Dallari argumenta que Dilma tem responsabilidade direta sobre os atos praticados.
"Pela
Constituição Federal, o Presidente da República é o chefe de governo.
Os ministros são subordinados. Então, a responsabilidade é do chefe. Não
tem como escapar disso", argumenta.
"O importante
nessa história é que não estamos falando de uma transgressão feita por
uma subagência do instituto de pesquisa contra malária lá no interior da
Amazônia. Estamos falando de coisas que aconteceram necessariamente no
nível superior do governo", ressaltou.
Dallari
rebate o argumento de que não haveria precedente para um impeachment da
presidente por rejeição de contas do governo.

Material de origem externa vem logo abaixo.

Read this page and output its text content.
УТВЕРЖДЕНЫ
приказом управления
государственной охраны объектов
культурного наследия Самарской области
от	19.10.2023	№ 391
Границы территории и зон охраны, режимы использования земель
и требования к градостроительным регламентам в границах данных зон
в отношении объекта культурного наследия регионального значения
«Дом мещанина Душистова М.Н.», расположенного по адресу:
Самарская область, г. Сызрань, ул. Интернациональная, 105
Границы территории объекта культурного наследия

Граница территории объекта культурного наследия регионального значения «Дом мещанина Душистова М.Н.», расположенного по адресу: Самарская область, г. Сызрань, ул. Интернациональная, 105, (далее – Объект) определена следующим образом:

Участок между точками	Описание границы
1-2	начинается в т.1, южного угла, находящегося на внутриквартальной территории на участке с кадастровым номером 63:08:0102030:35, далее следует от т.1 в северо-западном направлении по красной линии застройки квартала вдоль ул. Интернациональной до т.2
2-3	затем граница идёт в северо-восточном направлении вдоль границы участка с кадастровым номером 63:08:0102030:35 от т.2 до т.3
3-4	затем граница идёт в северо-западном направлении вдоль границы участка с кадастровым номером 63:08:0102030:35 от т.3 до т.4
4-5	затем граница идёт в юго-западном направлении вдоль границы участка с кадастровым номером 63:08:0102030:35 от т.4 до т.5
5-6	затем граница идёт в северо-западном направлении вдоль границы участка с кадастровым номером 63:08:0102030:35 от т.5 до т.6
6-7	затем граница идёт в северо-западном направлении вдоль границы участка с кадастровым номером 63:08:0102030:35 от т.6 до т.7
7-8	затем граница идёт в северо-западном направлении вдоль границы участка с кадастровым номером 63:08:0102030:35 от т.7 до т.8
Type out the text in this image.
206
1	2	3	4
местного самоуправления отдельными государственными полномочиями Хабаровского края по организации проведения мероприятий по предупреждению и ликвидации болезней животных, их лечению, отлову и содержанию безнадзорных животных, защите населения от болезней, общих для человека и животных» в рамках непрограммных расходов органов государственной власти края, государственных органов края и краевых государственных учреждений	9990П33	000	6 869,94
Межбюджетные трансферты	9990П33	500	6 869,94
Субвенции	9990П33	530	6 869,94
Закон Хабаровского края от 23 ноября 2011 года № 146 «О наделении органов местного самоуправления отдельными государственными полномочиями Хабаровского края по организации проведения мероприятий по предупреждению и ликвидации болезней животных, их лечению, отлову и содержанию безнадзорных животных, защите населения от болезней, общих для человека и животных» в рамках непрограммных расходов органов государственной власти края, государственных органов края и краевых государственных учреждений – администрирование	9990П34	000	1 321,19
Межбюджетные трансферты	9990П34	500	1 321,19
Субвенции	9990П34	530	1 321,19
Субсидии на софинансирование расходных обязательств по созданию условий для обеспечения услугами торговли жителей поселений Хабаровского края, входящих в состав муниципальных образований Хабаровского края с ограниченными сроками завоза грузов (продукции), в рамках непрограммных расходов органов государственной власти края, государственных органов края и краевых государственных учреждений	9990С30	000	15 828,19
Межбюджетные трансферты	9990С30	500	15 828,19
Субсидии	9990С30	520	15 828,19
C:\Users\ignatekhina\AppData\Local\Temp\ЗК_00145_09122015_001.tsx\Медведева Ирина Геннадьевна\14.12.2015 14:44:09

Na sua avaliação, o fato
de decisões de órgãos do Legislativo locais não terem levado à cassação
de mandatos de prefeitos pode ser consequência do apoio político
angariado por eles nas câmaras municipais.
"Para
que o pedido de impeachment vá para diante, é preciso ter dois terços
do Legislativo. Vamos falar português, é o que a Dilma está tentando
fazer agora com essa reforma (ministerial, anunciada semana passada):
conseguir apoio de um terço dos parlamentares. Ela pode ter cometido
todos os crimes do mundo, se tiver um terço dos votos, não haverá
impeachment", observou.
Na
avaliação de Dallari, quando um governante do Poder Executivo é
reeleito, seu mandato passa a ter oito anos na prática, pois não há
interrupção de governo. Para ele, isso permite que juridicamente Dilma
sofra um impeachment por atos praticados antes da sua reeleição. O
professor considera que se isso não for possível cria-se um incentivo
para que se cometam irregularidades no quarto ano de mandato.
"Essa teoria de restringir ao mandato atual é completamente absurda porque ela é um incentivo à corrupção", afirmou.